University of Texas-Austin professor Nathan Jensen fears residents in Midland will be forced to pay the price over the City Council’s decision to approve at least $7 million in tax incentives as part an effort to attract the area’s first Costco warehouse.
"My general take on incentives are that they are, with only rare exceptions, very bad public policy," Jensen, a professor in the Department of Government, told Texas Business Coalition. "The simple concern is that most incentives are found to be going to companies that would have invested anyway. Thus it is spending public resources on development that would have occurred anyway. This means it is either leading to higher taxes for residents or other businesses or a lowering of services."
In this case, Jensen also fears the new venture may jeopardize local businesses, reduce public services and adversely impact taxpayers.
The 157,682-square-foot Midland store will be located on Bay City Road, Midland Daily News reports. The warehouse club will also have an eight-pump fuel station and tire facility.
Even as he concedes the new venture stands to create new job opportunities, Jensen laments the damage he thinks it will cause to existing local businesses.
"Certain types of businesses only displace existing businesses," he said. "This was from some older literature on Walmart and how it leads to closures of small businesses.

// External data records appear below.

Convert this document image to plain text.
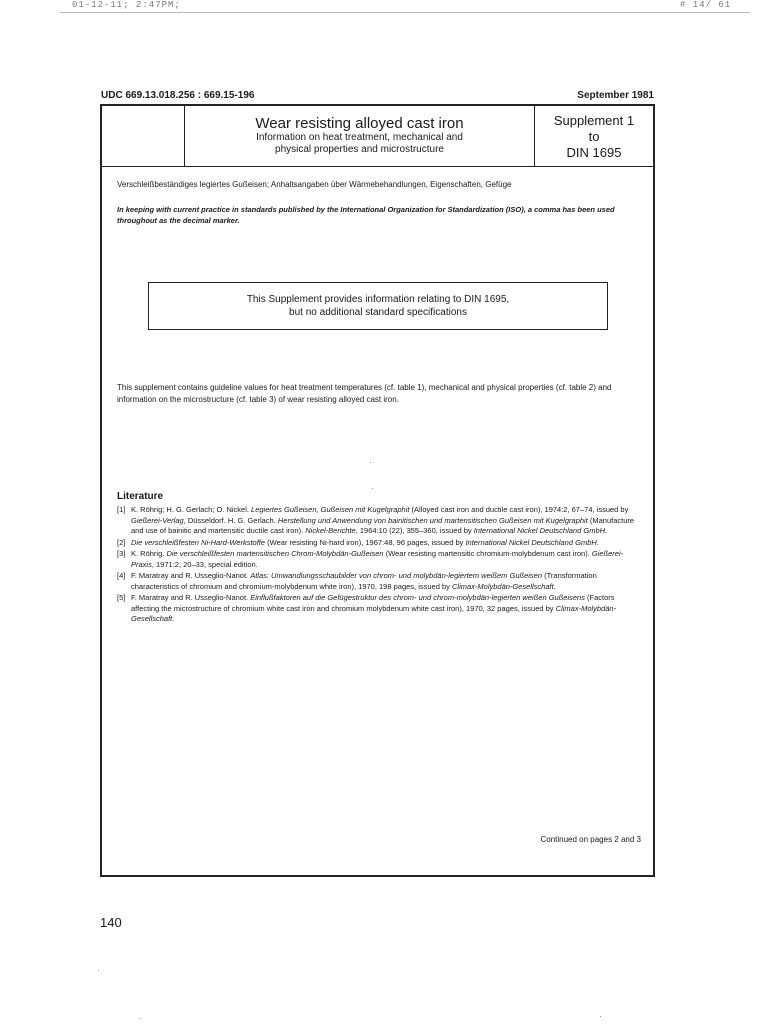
01-12-11; 2:47PM;	# 14/ 61
UDC 669.13.018.256 : 669.15-196	September 1981
Wear resisting alloyed cast iron
Information on heat treatment, mechanical and
physical properties and microstructure
Supplement 1
to
DIN 1695
Verschleißbeständiges legiertes Gußeisen; Anhaltsangaben über Wärmebehandlungen, Eigenschaften, Gefüge
In keeping with current practice in standards published by the International Organization for Standardization (ISO), a comma has been used throughout as the decimal marker.
This Supplement provides information relating to DIN 1695,
but no additional standard specifications
This supplement contains guideline values for heat treatment temperatures (cf. table 1), mechanical and physical properties (cf. table 2) and information on the microstructure (cf. table 3) of wear resisting alloyed cast iron.
Literature
[1] K. Röhrig; H. G. Gerlach; O. Nickel. Legiertes Gußeisen, Gußeisen mit Kugelgraphit (Alloyed cast iron and ductile cast iron), 1974:2, 67–74, issued by Gießerei-Verlag, Düsseldorf. H. G. Gerlach. Herstellung und Anwendung von bainitischen und martensitischen Gußeisen mit Kugelgraphit (Manufacture and use of bainitic and martensitic ductile cast iron). Nickel-Berichte, 1964:10 (22), 355–360, issued by International Nickel Deutschland GmbH.
[2] Die verschleißfesten Ni-Hard-Werkstoffe (Wear resisting Ni-hard iron), 1967:48, 96 pages, issued by International Nickel Deutschland GmbH.
[3] K. Röhrig. Die verschleißfesten martensitischen Chrom-Molybdän-Gußeisen (Wear resisting martensitic chromium-molybdenum cast iron). Gießerei-Praxis, 1971:2, 20–33, special edition.
[4] F. Maratray and R. Usseglio-Nanot. Atlas: Umwandlungsschaubilder von chrom- und molybdän-legiertem weißem Gußeisen (Transformation characteristics of chromium and chromium-molybdenum white iron), 1970, 198 pages, issued by Climax-Molybdän-Gesellschaft.
[5] F. Maratray and R. Usseglio-Nanot. Einflußfaktoren auf die Gefügestruktur des chrom- und chrom-molybdän-legierten weißen Gußeisens (Factors affecting the microstructure of chromium white cast iron and chromium molybdenum white cast iron), 1970, 32 pages, issued by Climax-Molybdän-Gesellschaft.
Continued on pages 2 and 3
140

This is the creative destruction of capitalism, and in some ways can be good for innovation and competition. But if the government is subsidizing a new business that leads to other existing businesses to close, that is a major concern."
Jenson also isn't convinced of an economic boost to the area by the addition of the warehouse club.
"There is very little economic development impact," he said. "They create few new jobs and don’t tend to pay high wages. I don’t think cities should block these developments. But it is a horrible use of public resources. As far as I know, these agreements don’t have any wage standards. So at the very least, the government could use these incentives to really push up wages at higher rates than would be paid without incentives.”
Midland officials signed off on the deal in early December.